Dubbed ‘The Sun Cable Project’, this ambitious project is backed by two of the most prominent billionaires from Australia. Software giant Atlassian’s co-founder Mike Cannon-Brookes, along with Fortescue Metals’ Andrew Forrest – are funding the project with multi-million sums. The survey order was awarded to Guardian Geomatics, while the project will be undertaken by Sun Cable.
‘Sunshine to Asia’
Sun Cable describes the project as ‘Sunshine to Asia’ in one of its press releases. Singapore currently relies on imports of Liquid Natural Gas for about 95% of its energy requirements. As such, it is vulnerable to variations in the oil and gas markets. The Sun Cable project will fulfill a fifth of Singapore’s total energy requirements.
Australia’s political relations with Singapore and geographical location will allow for the High-Voltage-DC (HVDC) cable to be a successful project. The total project cost stands at an astounding $13.1 billion. There are plans to link the cable to Indonesia as well.
Sun Cable’s CEO David Griffin hopes that the financials for the project will close around 2023 and the commencement will be in 2027. In a statement, Andrew Forrest has said that “Australia has the potential to be at the center of our region’s transition to clean energy”. Meanwhile, while speaking at Atlassian’s Sydney office, Cannon-Brookes said that Australia should be a superpower in a carbon-constrained world of technology.
Tennant Creek in Australia’s Northern Territory will house solar panels that spread over 15,000 acres. The plant will also have a battery-storage system to support continuous operation. The total power capacity is slated to be 3GW.
The plant will also use 5B’s modular mounting structures, which come prefabricated with 6-panels clamped in each rack. The rapid-deployment structures will significantly reduce the time required to install the panels.
Image showing 5B’s Maverick mounting systems (source – Sun Cable)

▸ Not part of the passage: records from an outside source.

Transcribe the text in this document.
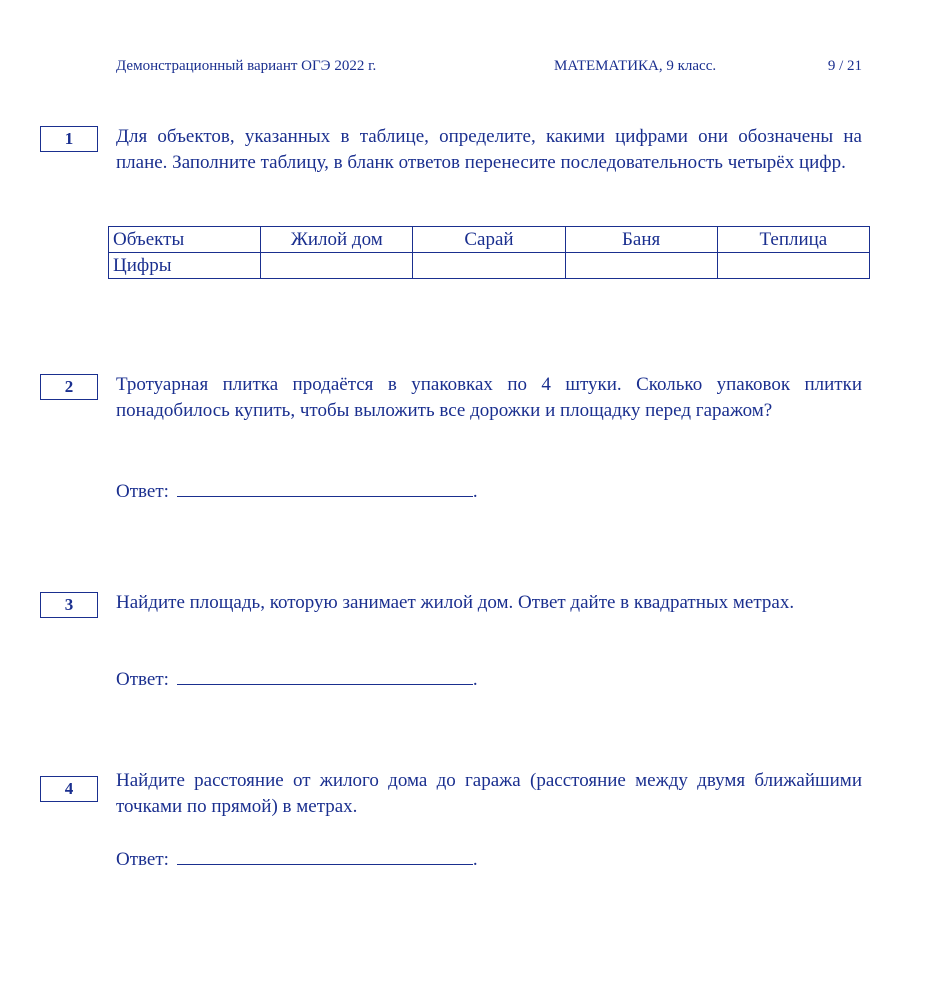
Демонстрационный вариант ОГЭ 2022 г.	МАТЕМАТИКА, 9 класс.	9 / 21
1	Для объектов, указанных в таблице, определите, какими цифрами они обозначены на плане. Заполните таблицу, в бланк ответов перенесите последовательность четырёх цифр.
Объекты	Жилой дом	Сарай	Баня	Теплица
Цифры				
2	Тротуарная плитка продаётся в упаковках по 4 штуки. Сколько упаковок плитки понадобилось купить, чтобы выложить все дорожки и площадку перед гаражом?
Ответ:	.
3	Найдите площадь, которую занимает жилой дом. Ответ дайте в квадратных метрах.
Ответ:	.
4	Найдите расстояние от жилого дома до гаража (расстояние между двумя ближайшими точками по прямой) в метрах.
Ответ:	.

Blessed with plenty of sunshine for a good part of the year, Australia can rapidly move up on the solar installed capacity numbers. In the recent years, it has even started to act in that regard. Besides the Sun Cable project, Pilbara’s ‘Asian Renewable Energy Hub’ is another highly ambitious Australian project which plans on having a 15GW hybrid solar and wind energy plant.